Conchitas a la Parmesana

Conchitas a la Parmesana, scallops with parmesan gratin broiled on a skillet

Conchitas a la Parmesana, or broiled scallops with a parmesan gratin, was one of my grandmother’s specialties. As a little boy, I was not very fond of seafood, but put melted cheese on top and I’ll ask for seconds. Today, I enjoy this dish as an appetizer both for the seafood taste and for the added flavor of the drops of Pisco.

The following recipe is adapted from Tony Custer’s “The Art of Peruvian Cuisine”. He claims this dish is uniquely Peruvian, and that he hasn’t seen it prepared anywhere else. It is easy to prepare and can be cooked in a matter of minutes to be served immediately. In my adaptation, I use whole scallops instead of scallops on the half shell.

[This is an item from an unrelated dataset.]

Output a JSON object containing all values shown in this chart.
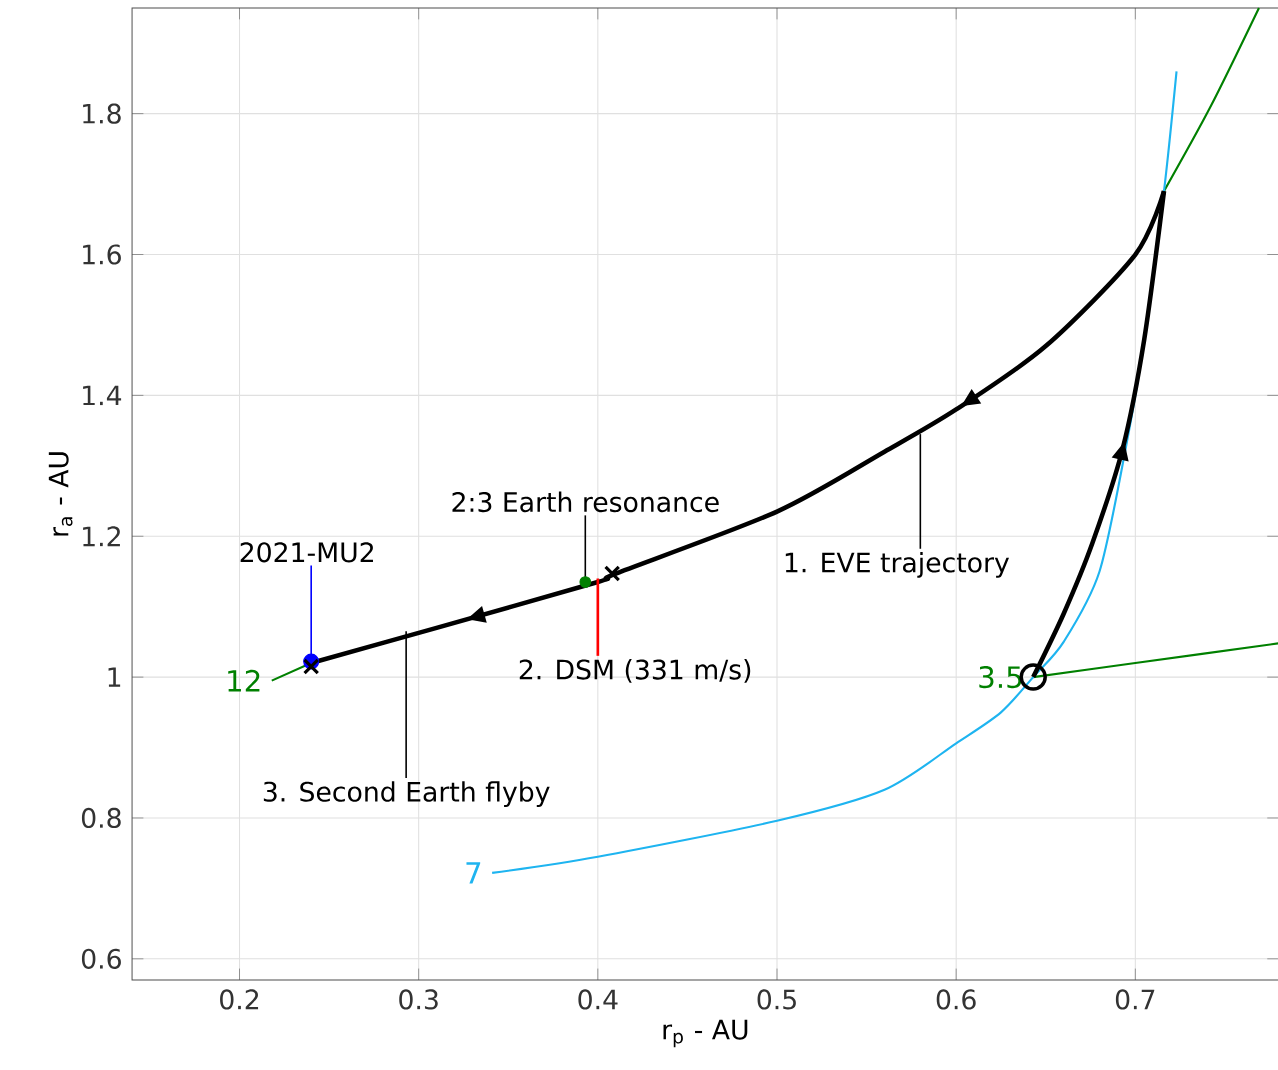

I’ve tried wild sea scallops and sushi grade scallops and both work well as long as they are dry packed. If they are not completely defrosted, you can parboil them for a couple of minutes. Since the scallops are not on the shell, I add the olive oil and Pisco directly on the scallops. For color and a hint of sweetness, I add a thin slice of red pepper on top of each scallop.

  • 8 medium sea scallops
  • freshly ground black pepper
  • olive oil
  • Pisco Italia
  • 8 teaspoons parmesan cheese
  • salt
  • 1 teaspoon butter
  • 8 thin slices red pepper
  • cooking oil for greasing a skillet
  1. Rinse and dry the scallops and season with freshly ground black pepper.
  2. Lightly grease an 8-inch skillet with cooking oil and arrange scallops on skillet.
  3. Coat each scallop with 1/4 teaspoon of olive oil and 6 drops of Pisco.
  4. Cover each scallop with 1 teaspoon of parmesan cheese and sprinkle with salt.
  5. Top each scallop with 1/8 teaspoon of butter and a thin slice of red pepper.
  6. Place skillet under a broiler at high temperature for 4 minutes or until cheese is golden brown.
  7. Serve immediately.

8 individual servings as an appetizer.


If you don’t have Pisco on hand, Tony recommends trying a white wine. The original recipe used scallops on the half shell, which act as little cups that collect all the juices while broiling.